Post examines several articles concerning the reliability and accuracy of digital text extracted from printed books in five digital libraries: the Internet Archive, Project Gutenberg, the HathiTrust, Google Books, and the Digital Public Library of America.
In a study by Paul Conway of page images in the HathiTrust, he found 25% of the 1000 volumes examined by Conway contained at least one page image whose content was “unreadable.” Only 64.9% of the volumes examined were considered accurate and complete enough to be considered “reliably intelligible surrogates.” HathiTrust only attests to the integrity of the transferred file, and not to the completeness of the original digitization effort.

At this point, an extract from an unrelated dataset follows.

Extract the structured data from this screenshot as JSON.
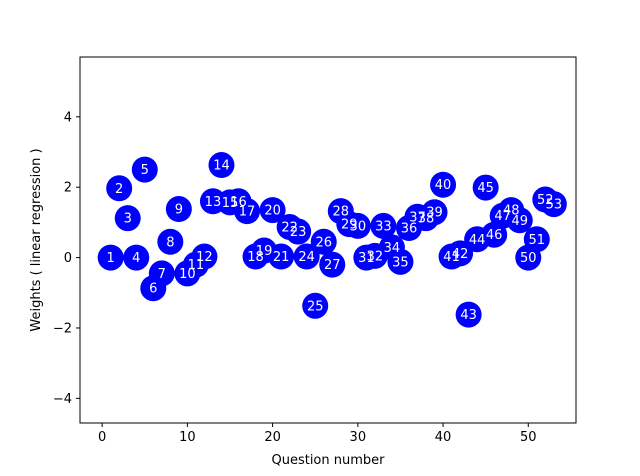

The “uncorrected, often unreadable, raw OCR text” that most mass-digitization projects produce today, will be inadequate for future, more sophisticated uses. Libraries that are concerned about their future and their role in the information ecosystem should look to the future needs of users when evaluating digitization projects. Libraries have a special obligation to preserve the historic collections in their charge in an accurate form.
- Kichuk, Diana. “Loose, Falling Characters and Sentences: The Persistence of the OCR Problem in Digital Repository E-Books.”
- Conway, Paul. “Preserving Imperfection: Assessing the Incidence of Digital Imaging Error in HathiTrust,” 2013.
- Jacobs, James A., and James R. Jacobs. “The Digital-Surrogate Seal of Approval: A Consumer-Oriented Standard.” D-Lib Magazine 19, no. 3/4 (March 2013).